Raising a glass to the best whisky in Europe...
In the heart of Norfolk, the Nelstrop family produces award-winning whisky and supplies it to 23 countries across the world – and tours to the local distillery have become an increasingly popular attraction.
In 2006, St. George’s Distillery was built in Roudham and became the first whisky distillery in England for over 120 years. It was the vision of the Nelstrop family to produce the very finest English single malt whisky, and they’ve certainly achieved that – and a lot more besides.
The English Whisky Company (which is based at the distillery) has been responsible for producing the Best Whisky in Europe according to Jim Murray’s Whisky Bible (the world’s leading authority, no less) in 2015, 2016, 2018 and 2019.
Other awards received include a gold medal for their whisky The English: Original and a silver medal for The English: Smokey, both of which were awarded at the San Francisco World Spirits Competition 2017.
Around 150,000 bottles of whisky are produced a year at the Norfolk distillery, and the annual turnover of visitors has reached around 85,000 – with people coming from all over the world to learn about the production of English whisky and to sample some in the process. The distillery sits on ten acres of land where guests can take a stroll over to a beautiful river, and there’s a delightful restaurant and coffee house on site, named The Kitchen, where visitors can enjoy delicious brunches, lunches, afternoon tea or a simple coffee and cake. There’s also a shop that sells a wide selection of whiskies from all over the world – including the distillery’s own extensive (and highly-acclaimed) English Whisky range.
Moving to Norfolk was perfect because it’s ideal for growing barley – it has the right climate and the right soils.
“We have lots of visitors to the distillery, but we wanted to create a chilled environment for guests of all kinds, which is why we introduced The Kitchen,” says Andrew Nelstrop, Managing Director of The English Whisky Company. “Some people do the tour of the distillery and then enjoy a walk to the river, followed by lunch and spend a full day here, whilst others may simply come just for a coffee – but everyone’s welcome!”
St. George’s Distillery sits on the very farm that Andrew grew up on. It was bought by his father James Nelstrop in 1976 to grow barley. In fact, the Nelstrop family have a 600-year-old tradition of growing and processing grain.

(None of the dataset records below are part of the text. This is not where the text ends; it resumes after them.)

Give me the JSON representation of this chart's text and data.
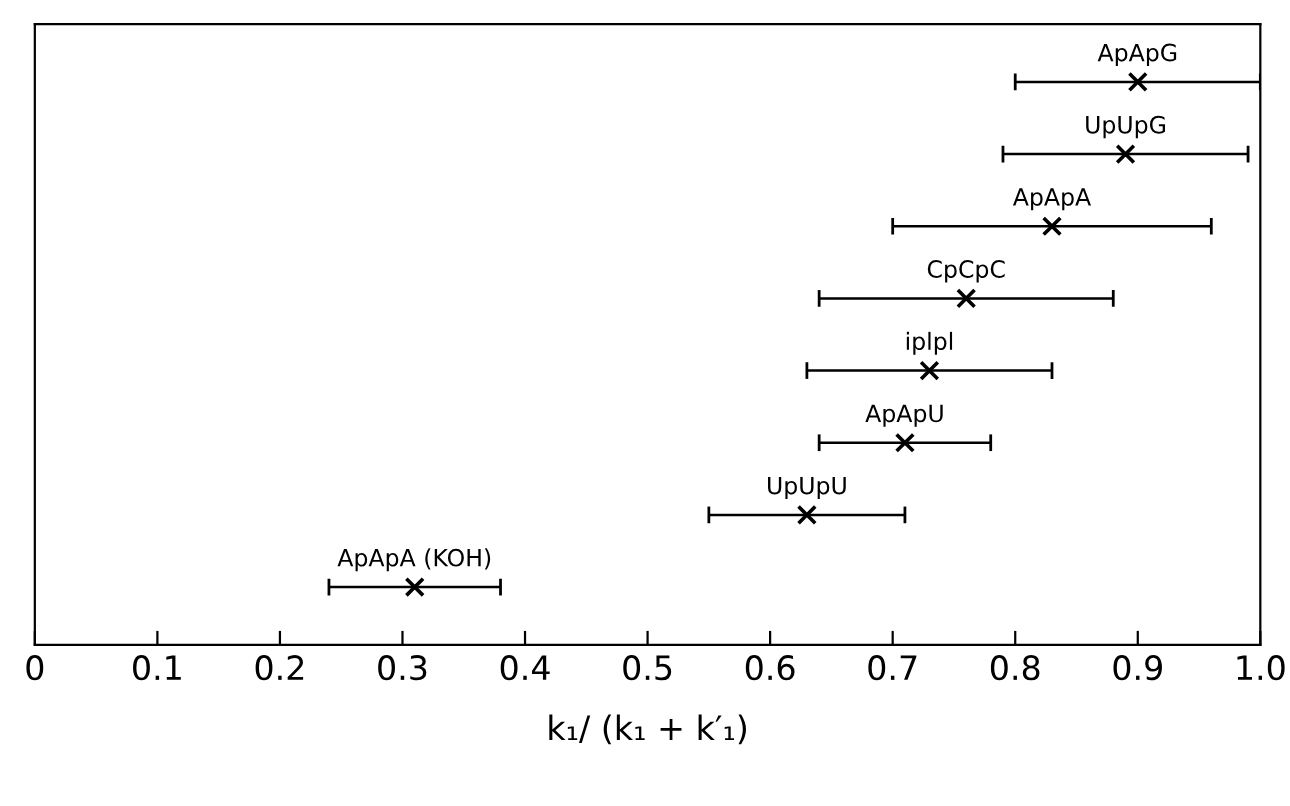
{
  "chart_data": {
    "type": "scatter",
    "orientation": "horizontal",
    "xlabel": "k₁/ (k₁ + k′₁)",
    "categories": [
      null,
      null,
      null,
      null,
      null,
      null,
      null,
      null
    ],
    "series": [
      {
        "name": "ApApG",
        "color": "#000000",
        "values": [
          0.9,
          null,
          null,
          null,
          null,
          null,
          null,
          null
        ],
        "errors": [
          [
            0.8,
            1.0
          ],
          null,
          null,
          null,
          null,
          null,
          null,
          null
        ]
      },
      {
        "name": "UpUpG",
        "color": "#000000",
        "values": [
          null,
          0.89,
          null,
          null,
          null,
          null,
          null,
          null
        ],
        "errors": [
          null,
          [
            0.79,
            0.99
          ],
          null,
          null,
          null,
          null,
          null,
          null
        ]
      },
      {
        "name": "ApApA",
        "color": "#000000",
        "values": [
          null,
          null,
          0.83,
          null,
          null,
          null,
          null,
          null
        ],
        "errors": [
          null,
          null,
          [
            0.7,
            0.96
          ],
          null,
          null,
          null,
          null,
          null
        ]
      },
      {
        "name": "CpCpC",
        "color": "#000000",
        "values": [
          null,
          null,
          null,
          0.76,
          null,
          null,
          null,
          null
        ],
        "errors": [
          null,
          null,
          null,
          [
            0.64,
            0.88
          ],
          null,
          null,
          null,
          null
        ]
      },
      {
        "name": "iplpl",
        "color": "#000000",
        "values": [
          null,
          null,
          null,
          null,
          0.73,
          null,
          null,
          null
        ],
        "errors": [
          null,
          null,
          null,
          null,
          [
            0.63,
            0.83
          ],
          null,
          null,
          null
        ]
      },
      {
        "name": "ApApU",
        "color": "#000000",
        "values": [
          null,
          null,
          null,
          null,
          null,
          0.71,
          null,
          null
        ],
        "errors": [
          null,
          null,
          null,
          null,
          null,
          [
            0.64,
            0.78
          ],
          null,
          null
        ]
      },
      {
        "name": "UpUpU",
        "color": "#000000",
        "values": [
          null,
          null,
          null,
          null,
          null,
          null,
          0.63,
          null
        ],
        "errors": [
          null,
          null,
          null,
          null,
          null,
          null,
          [
            0.55,
            0.71
          ],
          null
        ]
      },
      {
        "name": "ApApA (KOH)",
        "color": "#000000",
        "values": [
          null,
          null,
          null,
          null,
          null,
          null,
          null,
          0.31
        ],
        "errors": [
          null,
          null,
          null,
          null,
          null,
          null,
          null,
          [
            0.24,
            0.38
          ]
        ]
      }
    ],
    "marker": "cross",
    "xlim": [
      0,
      1
    ],
    "xticks": [
      0,
      0.1,
      0.2,
      0.3,
      0.4,
      0.5,
      0.6,
      0.7,
      0.8,
      0.9,
      {
        "value": 1,
        "label": "1.0"
      }
    ],
    "grid": false,
    "legend": false
  }
}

“As a family we know an awful lot about barley,” says Andrew. “Moving to Norfolk was perfect because it’s ideal for growing barley – it has the right climate and the right soils.”

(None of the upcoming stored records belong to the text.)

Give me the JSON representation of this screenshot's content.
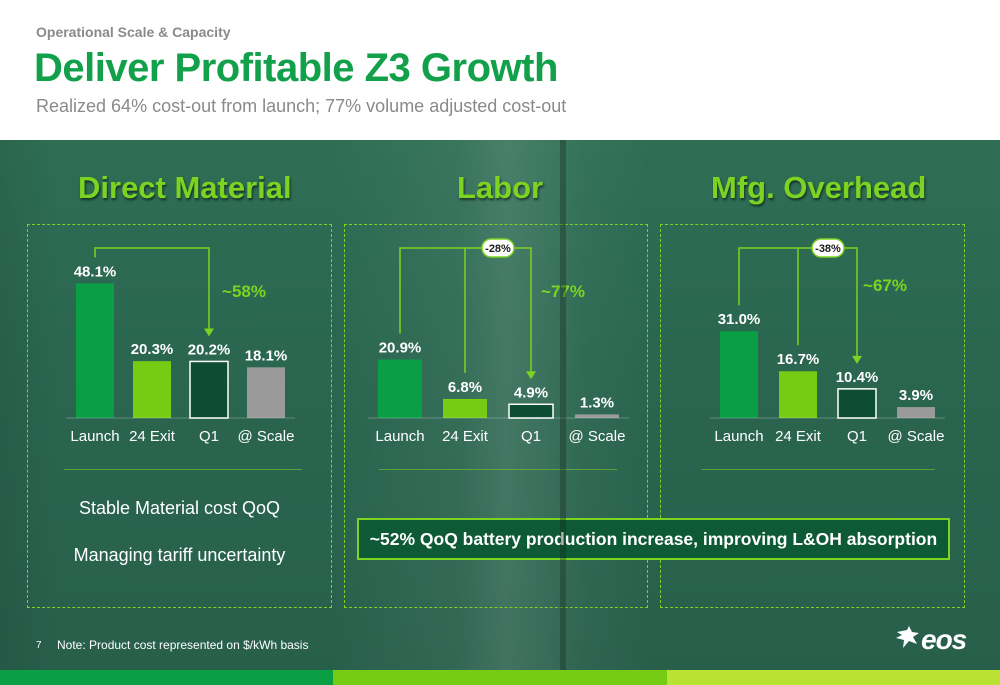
{
  "header": {
    "eyebrow": "Operational Scale & Capacity",
    "title": "Deliver Profitable Z3 Growth",
    "subtitle": "Realized 64% cost-out from launch; 77% volume adjusted cost-out"
  },
  "colors": {
    "brand_green": "#12a04a",
    "lime": "#7dd321",
    "launch_bar": "#0a9e45",
    "exit_bar": "#76cc12",
    "q1_bar": "#0d4d33",
    "scale_bar": "#9a9a9a",
    "callout_bg": "#0f5a36"
  },
  "chart_data": [
    {
      "type": "bar",
      "title": "Direct Material",
      "categories": [
        "Launch",
        "24 Exit",
        "Q1",
        "@ Scale"
      ],
      "values": [
        48.1,
        20.3,
        20.2,
        18.1
      ],
      "labels": [
        "48.1%",
        "20.3%",
        "20.2%",
        "18.1%"
      ],
      "reduction_label": "~58%",
      "delta_badge": ""
    },
    {
      "type": "bar",
      "title": "Labor",
      "categories": [
        "Launch",
        "24 Exit",
        "Q1",
        "@ Scale"
      ],
      "values": [
        20.9,
        6.8,
        4.9,
        1.3
      ],
      "labels": [
        "20.9%",
        "6.8%",
        "4.9%",
        "1.3%"
      ],
      "reduction_label": "~77%",
      "delta_badge": "-28%"
    },
    {
      "type": "bar",
      "title": "Mfg. Overhead",
      "categories": [
        "Launch",
        "24 Exit",
        "Q1",
        "@ Scale"
      ],
      "values": [
        31.0,
        16.7,
        10.4,
        3.9
      ],
      "labels": [
        "31.0%",
        "16.7%",
        "10.4%",
        "3.9%"
      ],
      "reduction_label": "~67%",
      "delta_badge": "-38%"
    }
  ],
  "direct_material_notes": [
    "Stable Material cost QoQ",
    "Managing tariff uncertainty"
  ],
  "callout": "~52% QoQ battery production increase, improving L&OH absorption",
  "footer": {
    "page_number": "7",
    "note": "Note: Product cost represented on $/kWh basis",
    "logo_text": "eos"
  }
}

His father’s roots were very much in farming, but he was also an astute businessman and he has a genuine flair for mixing the two skills. James spent two years in Australia and introduced direct drilling, before returning to England and establishing the first ‘centre pivot’ irrigation system in the country.

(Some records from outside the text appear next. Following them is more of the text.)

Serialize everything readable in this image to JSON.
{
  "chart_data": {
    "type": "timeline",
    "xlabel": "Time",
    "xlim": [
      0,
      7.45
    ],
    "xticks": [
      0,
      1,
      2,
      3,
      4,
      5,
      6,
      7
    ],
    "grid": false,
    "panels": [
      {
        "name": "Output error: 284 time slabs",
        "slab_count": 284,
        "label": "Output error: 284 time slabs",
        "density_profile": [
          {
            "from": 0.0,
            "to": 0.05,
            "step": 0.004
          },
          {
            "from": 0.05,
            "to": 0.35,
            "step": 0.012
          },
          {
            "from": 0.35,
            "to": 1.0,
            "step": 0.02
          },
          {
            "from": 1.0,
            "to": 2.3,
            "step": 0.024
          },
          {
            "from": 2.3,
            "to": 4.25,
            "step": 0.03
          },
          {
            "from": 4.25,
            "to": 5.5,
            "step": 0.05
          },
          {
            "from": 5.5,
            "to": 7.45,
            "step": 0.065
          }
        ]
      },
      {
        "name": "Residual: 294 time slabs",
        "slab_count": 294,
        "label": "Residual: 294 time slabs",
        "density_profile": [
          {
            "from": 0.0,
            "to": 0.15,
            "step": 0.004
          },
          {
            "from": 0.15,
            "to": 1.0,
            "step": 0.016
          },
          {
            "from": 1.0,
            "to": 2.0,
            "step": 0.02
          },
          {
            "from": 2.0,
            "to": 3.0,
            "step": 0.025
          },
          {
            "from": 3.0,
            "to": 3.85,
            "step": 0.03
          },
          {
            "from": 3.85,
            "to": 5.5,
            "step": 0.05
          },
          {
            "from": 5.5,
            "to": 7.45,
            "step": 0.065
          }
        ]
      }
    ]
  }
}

When he reached his 60s, James was in no mood to retire – and decided to put into practice an idea he’d had for a long time; with so much knowledge about (and experience with) barley, surely they should start producing whisky!
“Father always wanted to open a whisky distillery and he was still talking about it in his 60s – so we said he should just go ahead and do it!” says Andrew. “He planned it as a micro-brewery at first, but when we looked into it there were rules in place stating that the copper stills had to be a minimum of 1,800 litres – so we ended up building a big distillery instead, and discovered it was the first new whisky distillery in England for over 100 years!”
Andrew had followed in his father’s footsteps and had been both a farmer and a businessman. He had a building company when the distillery was built (which came in handy!) and then got more involved with the distillery itself. James gradually stepped back from the business before sadly passing away in 2015.
“The English Whisky Company was doing really well at that point,” says Andrew, “so my father got to see his grand idea come to fruition.”
The business continues to go from strength to strength, and the tour of the distillery (which takes place daily every hour) is fascinating. Every drop of whisky is made by hand, from the barley being malted and milled to the final stage where the whisky is bottled. Guests can see and smell how grain is mixed with water and boiled to create a mixture known as ‘worts’ (which is much like Horlicks), and see yeast added to turn it into ale – which is then converted into a clear and very alcoholic whisky. Water is added and the whisky placed in casks to mature, a process that takes anything from five to 50 years.
“You can’t call it whisky until it’s been in a wood cask for at least three years,” says Andrew. “So while the business was set up in 2006, it wasn’t until 2009 that we released our first whisky.”
Interestingly, 70% of the flavour and 100% of the colour in whisky comes from the cask itself.
“Bourbon casks make a golden yellow whisky, sherry casks will make a dark brown whisky, and red wine casks make a pink whisky,” explains Andrew. “Cask selection can really make or break a whisky, but it’s something we’re very good at.”
Once matured, the whisky is bottled and sent off to be enjoyed around the world in no less than 23 countries!
It’s remarkable to think all this is on our doorstep. So, if you’re looking for a day out that’s a little different, or if you simply want to enjoy the delightful setting, a walk by the river, a meal or coffee, St. George’s Distillery is well worth a visit. You can even hold your work conferences there, so there really is something for everyone.